WHAT IT FEELS LIKE FOR A BEAR
As Bear Féile makes its annual return to the Dublin scene, Nigel Connor looks at bear culture and the paradoxes that come together to make up a bear.
Photos of Bear Lee There Bearlesque by Mike Bors.
Many moons ago, when I was a baby gay (to use Panti’s terminology) I was introduced to a very handsome young chap (HYC) in the Bernard Shaw pub in Dublin. This HYC was a Mayo man (like myself), a fan of Murder She Wrote (seemingly important to 21 year-old me, as it has stuck in my mind to this day), funny, smart and most important – seemingly interested in me.
After a few (probably many) drinks in the basement of some trendy spot on Wicklow Street, I looked to see how interested my HYC was. Turns out – not at all! I’m not sure what I said but his response remains crystal clear in my memory – “You’re a cub and I’m more into bears, older guys – big guys”. I was floored; I wasn’t even sure what a cub was. Having already mentally picked out curtains for our future home, this was not the response I was looking for.
My HYC, possibly to soften the blow, informed me that maybe in a few years I would be his type. For a considerably long time this encounter cemented for me the notion that being a bear boiled down to nothing more than sexual preference or a body shape. Similarly being ‘boxed off’ into categories such as bear and cub crystallised for younger, more impressionable me, what I perceived to be a lack of solidarity and cohesion within the queer community.
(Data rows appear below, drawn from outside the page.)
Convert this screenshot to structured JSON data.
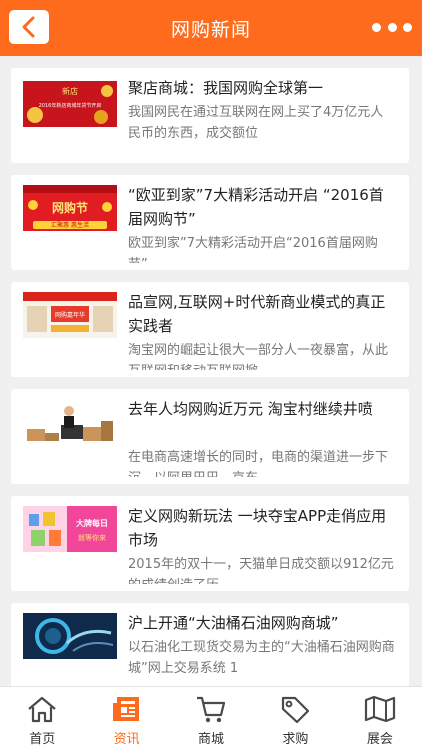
{
  "header": {
    "title": "网购新闻"
  },
  "articles": [
    {
      "title": "聚店商城：我国网购全球第一",
      "desc": "我国网民在通过互联网在网上买了4万亿元人民币的东西，成交额位"
    },
    {
      "title": "“欧亚到家”7大精彩活动开启 “2016首届网购节”",
      "desc": "欧亚到家”7大精彩活动开启“2016首届网购节”"
    },
    {
      "title": "品宣网,互联网+时代新商业模式的真正实践者",
      "desc": "淘宝网的崛起让很大一部分人一夜暴富，从此互联网和移动互联网掀"
    },
    {
      "title": "去年人均网购近万元 淘宝村继续井喷",
      "desc": "在电商高速增长的同时，电商的渠道进一步下沉。以阿里巴巴、京东"
    },
    {
      "title": "定义网购新玩法 一块夺宝APP走俏应用市场",
      "desc": "2015年的双十一，天猫单日成交额以912亿元的成绩创造了历"
    },
    {
      "title": "沪上开通“大油桶石油网购商城”",
      "desc": "以石油化工现货交易为主的“大油桶石油网购商城”网上交易系统 1"
    }
  ],
  "thumb_text": {
    "t1_brand": "新店",
    "t1_caption": "2016年新店商城年货节开启",
    "t2_banner": "网购节",
    "t2_sub": "汇聚惠 惠生活",
    "t3_banner": "网购嘉年华",
    "t5_line1": "大牌每日",
    "t5_line2": "就等你来"
  },
  "tabs": [
    {
      "label": "首页",
      "icon": "home-icon"
    },
    {
      "label": "资讯",
      "icon": "news-icon"
    },
    {
      "label": "商城",
      "icon": "cart-icon"
    },
    {
      "label": "求购",
      "icon": "tag-icon"
    },
    {
      "label": "展会",
      "icon": "map-icon"
    }
  ],
  "colors": {
    "accent": "#fe6b1c",
    "active_tab": "#fe6b1c",
    "icon": "#4a4a4a"
  }
}
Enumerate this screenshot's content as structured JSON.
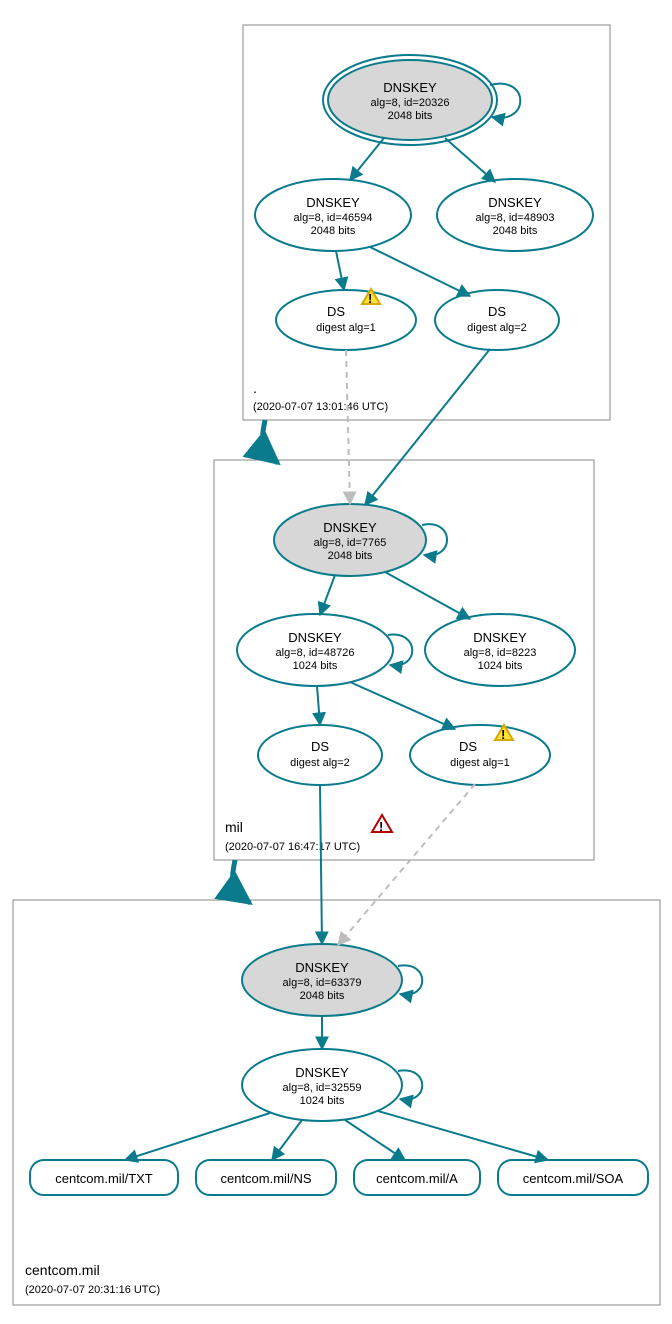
{
  "zones": {
    "root": {
      "name": ".",
      "timestamp": "(2020-07-07 13:01:46 UTC)"
    },
    "mil": {
      "name": "mil",
      "timestamp": "(2020-07-07 16:47:17 UTC)"
    },
    "centcom": {
      "name": "centcom.mil",
      "timestamp": "(2020-07-07 20:31:16 UTC)"
    }
  },
  "nodes": {
    "k20326": {
      "title": "DNSKEY",
      "line2": "alg=8, id=20326",
      "line3": "2048 bits"
    },
    "k46594": {
      "title": "DNSKEY",
      "line2": "alg=8, id=46594",
      "line3": "2048 bits"
    },
    "k48903": {
      "title": "DNSKEY",
      "line2": "alg=8, id=48903",
      "line3": "2048 bits"
    },
    "ds_root_1": {
      "title": "DS",
      "line2": "digest alg=1"
    },
    "ds_root_2": {
      "title": "DS",
      "line2": "digest alg=2"
    },
    "k7765": {
      "title": "DNSKEY",
      "line2": "alg=8, id=7765",
      "line3": "2048 bits"
    },
    "k48726": {
      "title": "DNSKEY",
      "line2": "alg=8, id=48726",
      "line3": "1024 bits"
    },
    "k8223": {
      "title": "DNSKEY",
      "line2": "alg=8, id=8223",
      "line3": "1024 bits"
    },
    "ds_mil_2": {
      "title": "DS",
      "line2": "digest alg=2"
    },
    "ds_mil_1": {
      "title": "DS",
      "line2": "digest alg=1"
    },
    "k63379": {
      "title": "DNSKEY",
      "line2": "alg=8, id=63379",
      "line3": "2048 bits"
    },
    "k32559": {
      "title": "DNSKEY",
      "line2": "alg=8, id=32559",
      "line3": "1024 bits"
    },
    "rr_txt": {
      "title": "centcom.mil/TXT"
    },
    "rr_ns": {
      "title": "centcom.mil/NS"
    },
    "rr_a": {
      "title": "centcom.mil/A"
    },
    "rr_soa": {
      "title": "centcom.mil/SOA"
    }
  }
}
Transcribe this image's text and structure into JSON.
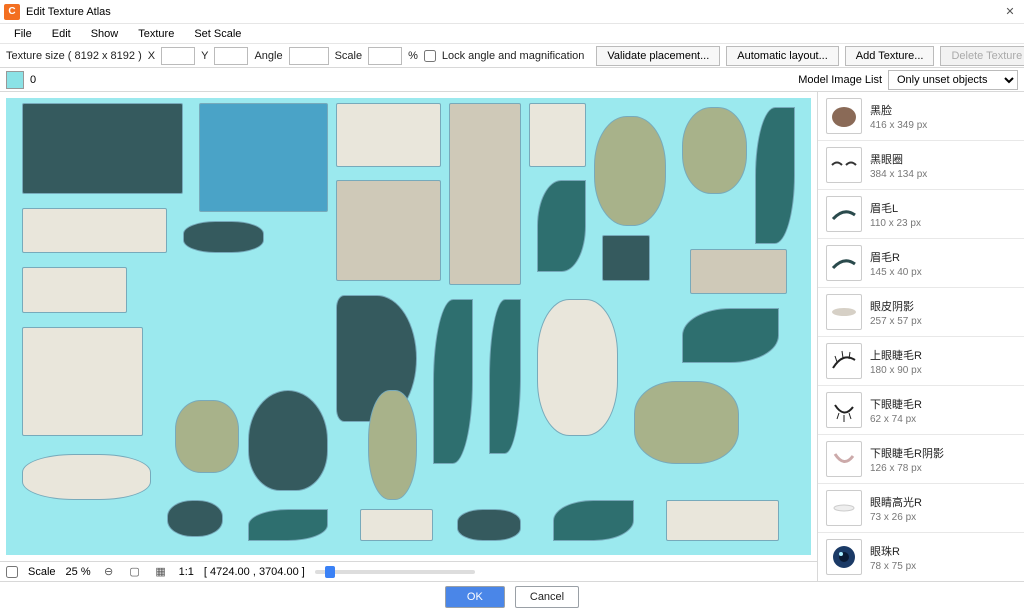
{
  "title": "Edit Texture Atlas",
  "menubar": [
    "File",
    "Edit",
    "Show",
    "Texture",
    "Set Scale"
  ],
  "toolbar": {
    "texture_size_label": "Texture size ( 8192 x 8192 )",
    "x_label": "X",
    "y_label": "Y",
    "angle_label": "Angle",
    "scale_label": "Scale",
    "percent_label": "%",
    "lock_label": "Lock angle and magnification",
    "validate": "Validate placement...",
    "auto": "Automatic layout...",
    "add": "Add Texture...",
    "delete": "Delete Texture"
  },
  "toolbar2": {
    "index": "0",
    "model_image_list_label": "Model Image List",
    "filter": "Only unset objects"
  },
  "status": {
    "scale_label": "Scale",
    "scale_value": "25 %",
    "ratio": "1:1",
    "coords": "[ 4724.00 , 3704.00 ]"
  },
  "footer": {
    "ok": "OK",
    "cancel": "Cancel"
  },
  "sidebar": [
    {
      "name": "黑脸",
      "size": "416 x 349 px",
      "thumb": "blob-brown"
    },
    {
      "name": "黑眼圈",
      "size": "384 x 134 px",
      "thumb": "eyes"
    },
    {
      "name": "眉毛L",
      "size": "110 x 23 px",
      "thumb": "brow"
    },
    {
      "name": "眉毛R",
      "size": "145 x 40 px",
      "thumb": "brow"
    },
    {
      "name": "眼皮阴影",
      "size": "257 x 57 px",
      "thumb": "shade"
    },
    {
      "name": "上眼睫毛R",
      "size": "180 x 90 px",
      "thumb": "lash-up"
    },
    {
      "name": "下眼睫毛R",
      "size": "62 x 74 px",
      "thumb": "lash-down"
    },
    {
      "name": "下眼睫毛R阴影",
      "size": "126 x 78 px",
      "thumb": "lash-shadow"
    },
    {
      "name": "眼睛高光R",
      "size": "73 x 26 px",
      "thumb": "highlight"
    },
    {
      "name": "眼珠R",
      "size": "78 x 75 px",
      "thumb": "eyeball"
    }
  ]
}
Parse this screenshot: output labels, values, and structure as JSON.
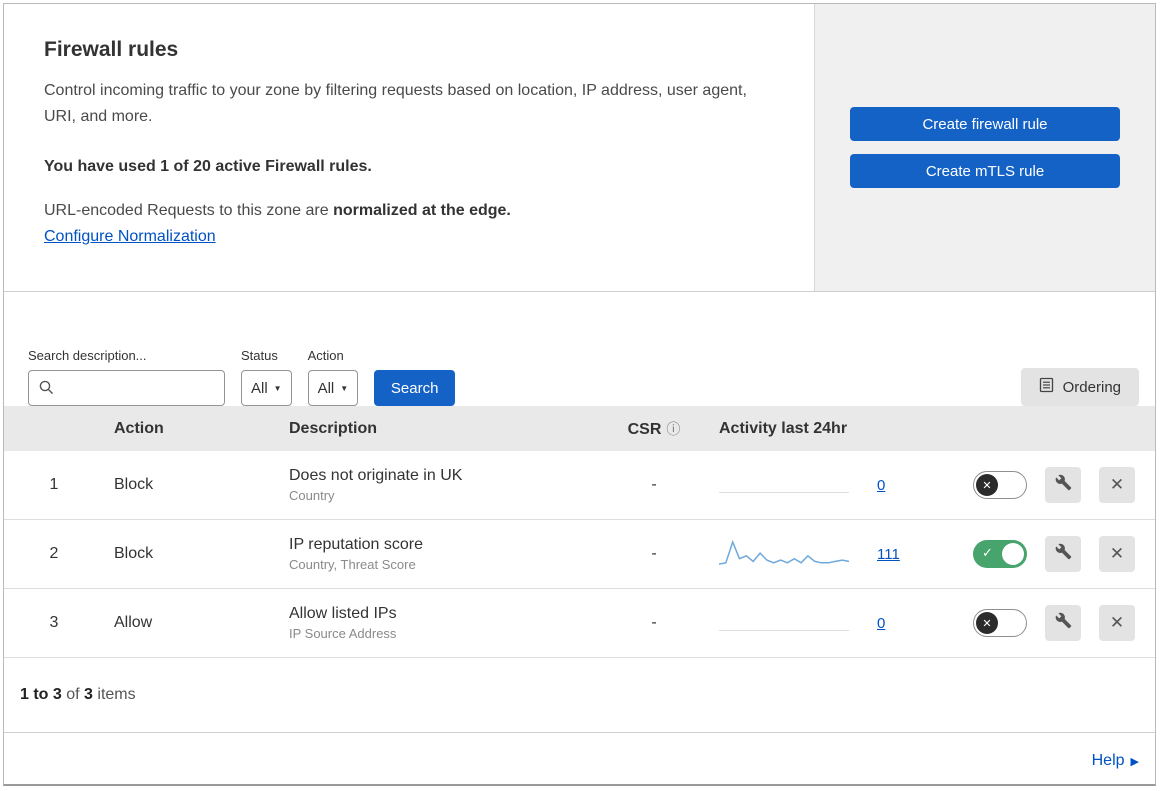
{
  "header": {
    "title": "Firewall rules",
    "description": "Control incoming traffic to your zone by filtering requests based on location, IP address, user agent, URI, and more.",
    "usage": "You have used 1 of 20 active Firewall rules.",
    "normalization_prefix": "URL-encoded Requests to this zone are ",
    "normalization_bold": "normalized at the edge.",
    "normalization_link": "Configure Normalization",
    "create_firewall_button": "Create firewall rule",
    "create_mtls_button": "Create mTLS rule"
  },
  "toolbar": {
    "search_label": "Search description...",
    "status_label": "Status",
    "status_value": "All",
    "action_label": "Action",
    "action_value": "All",
    "search_button": "Search",
    "ordering_button": "Ordering"
  },
  "table": {
    "columns": {
      "action": "Action",
      "description": "Description",
      "csr": "CSR",
      "activity": "Activity last 24hr"
    },
    "rows": [
      {
        "index": "1",
        "action": "Block",
        "description": "Does not originate in UK",
        "fields": "Country",
        "csr": "-",
        "count": "0",
        "enabled": false,
        "sparkline": []
      },
      {
        "index": "2",
        "action": "Block",
        "description": "IP reputation score",
        "fields": "Country, Threat Score",
        "csr": "-",
        "count": "111",
        "enabled": true,
        "sparkline": [
          2,
          3,
          18,
          6,
          8,
          4,
          10,
          5,
          3,
          5,
          3,
          6,
          3,
          8,
          4,
          3,
          3,
          4,
          5,
          4
        ]
      },
      {
        "index": "3",
        "action": "Allow",
        "description": "Allow listed IPs",
        "fields": "IP Source Address",
        "csr": "-",
        "count": "0",
        "enabled": false,
        "sparkline": []
      }
    ]
  },
  "footer": {
    "range": "1 to 3",
    "of": " of ",
    "total": "3",
    "items": " items"
  },
  "help": {
    "label": "Help"
  },
  "icons": {
    "caret": "▼",
    "check": "✓",
    "x": "✕",
    "info": "ⓘ",
    "help_arrow": "▶"
  },
  "colors": {
    "accent_blue": "#1562c6",
    "link_blue": "#0051c3",
    "toggle_green": "#46a46c",
    "sparkline_blue": "#6ea8dc"
  }
}
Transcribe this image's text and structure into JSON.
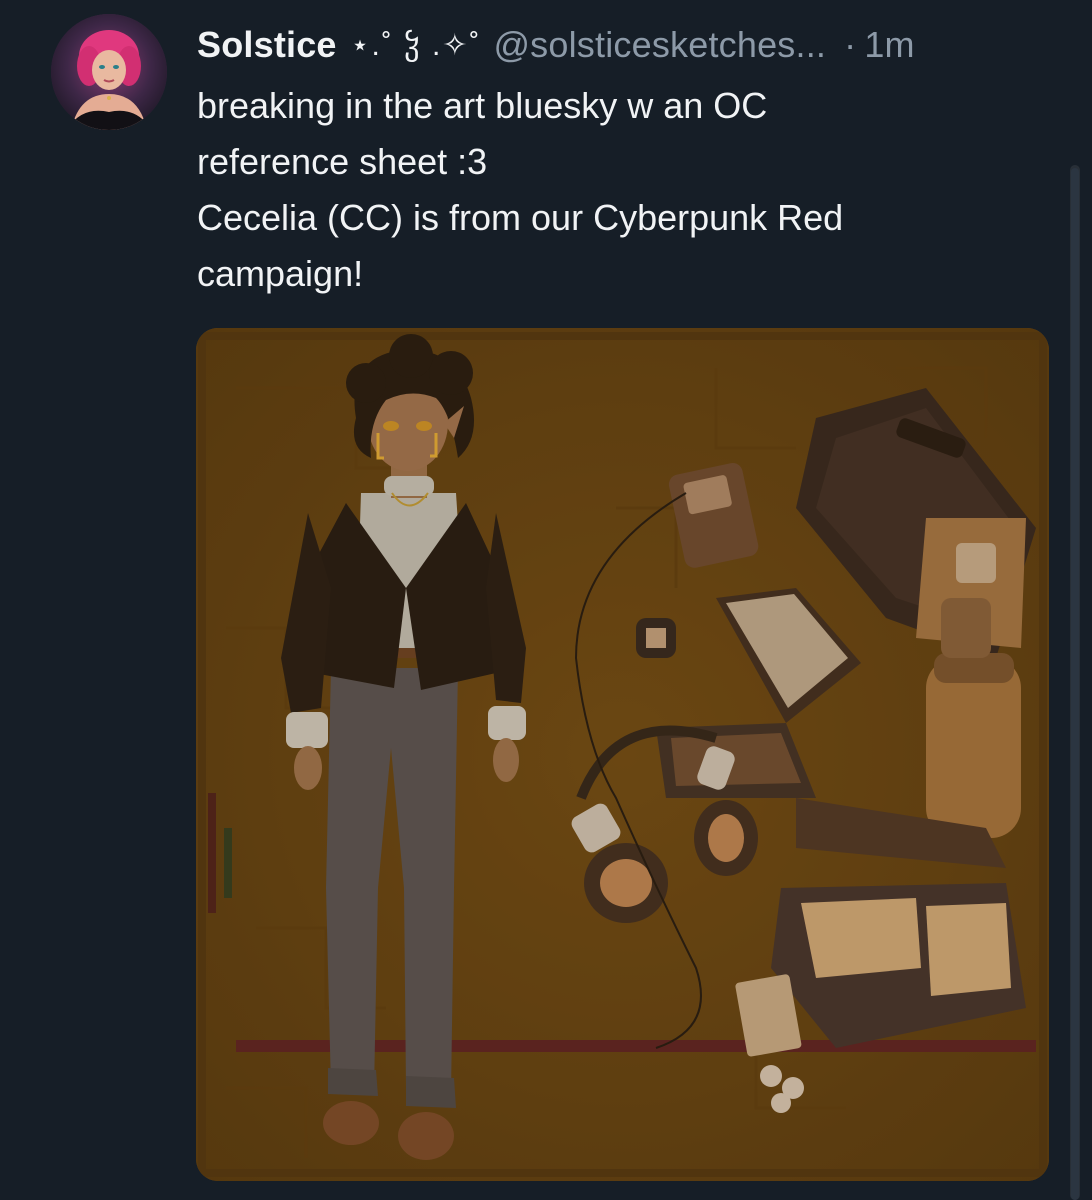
{
  "post": {
    "display_name": "Solstice",
    "name_decoration": "⋆.˚ ჴ .✧˚",
    "handle": "@solsticesketches...",
    "separator": "·",
    "timestamp": "1m",
    "text_lines": [
      "breaking in the art bluesky w an OC",
      "reference sheet :3",
      "Cecelia (CC) is from our Cyberpunk Red",
      "campaign!"
    ]
  },
  "colors": {
    "background": "#161e27",
    "text_primary": "#f1f3f5",
    "text_secondary": "#8d9aa8",
    "image_bg": "#6e4a16"
  }
}
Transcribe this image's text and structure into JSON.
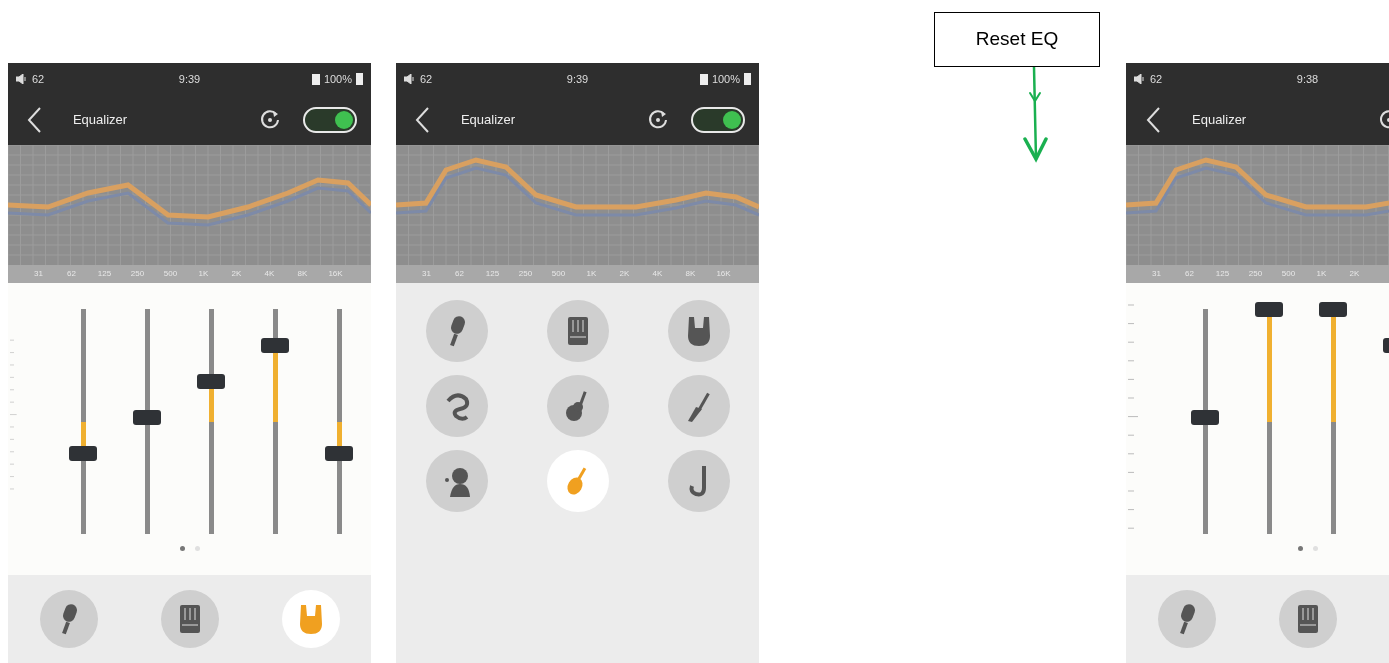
{
  "screens": [
    {
      "status": {
        "volume": "62",
        "time": "9:39",
        "battery": "100%"
      },
      "title": "Equalizer",
      "enabled": true,
      "frequencies": [
        "31",
        "62",
        "125",
        "250",
        "500",
        "1K",
        "2K",
        "4K",
        "8K",
        "16K"
      ],
      "kind": "sliders",
      "bands": [
        {
          "level": 0.36
        },
        {
          "level": 0.52
        },
        {
          "level": 0.68
        },
        {
          "level": 0.84
        },
        {
          "level": 0.36
        }
      ],
      "pages": [
        {
          "selected": true
        },
        {
          "selected": false
        }
      ],
      "presets": [
        {
          "kind": "mic",
          "selected": false
        },
        {
          "kind": "mixer",
          "selected": false
        },
        {
          "kind": "rock",
          "selected": true
        }
      ]
    },
    {
      "status": {
        "volume": "62",
        "time": "9:39",
        "battery": "100%"
      },
      "title": "Equalizer",
      "enabled": true,
      "frequencies": [
        "31",
        "62",
        "125",
        "250",
        "500",
        "1K",
        "2K",
        "4K",
        "8K",
        "16K"
      ],
      "kind": "presets",
      "presets": [
        {
          "kind": "mic",
          "selected": false
        },
        {
          "kind": "mixer",
          "selected": false
        },
        {
          "kind": "rock",
          "selected": false
        },
        {
          "kind": "swirl",
          "selected": false
        },
        {
          "kind": "acoustic",
          "selected": false
        },
        {
          "kind": "electric",
          "selected": false
        },
        {
          "kind": "singer",
          "selected": false
        },
        {
          "kind": "violin",
          "selected": true
        },
        {
          "kind": "sax",
          "selected": false
        }
      ]
    },
    {
      "status": {
        "volume": "62",
        "time": "9:38"
      },
      "title": "Equalizer",
      "frequencies": [
        "31",
        "62",
        "125",
        "250",
        "500",
        "1K",
        "2K"
      ],
      "kind": "sliders",
      "bands": [
        {
          "level": 0.52
        },
        {
          "level": 1.0
        },
        {
          "level": 1.0
        },
        {
          "level": 0.84
        }
      ],
      "pages": [
        {
          "selected": true
        },
        {
          "selected": false
        }
      ],
      "presets": [
        {
          "kind": "mic",
          "selected": false
        },
        {
          "kind": "mixer",
          "selected": false
        }
      ]
    }
  ],
  "annotation": {
    "label": "Reset EQ"
  }
}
In the intervening years, having engaged with the queer community in a more meaningful way and learned to understand it better, my somewhat simplistic view has evolved. The bear community, as many of the smaller communities under the rainbow flag, offers acceptance, companionship and a social outlet for its members, particularly for those who do not feel readily accepted in the ‘mainstream’ gay scene. Yet, as with many of the queer subcultures that make up the broader queer community, bears are complex and full of contradictions.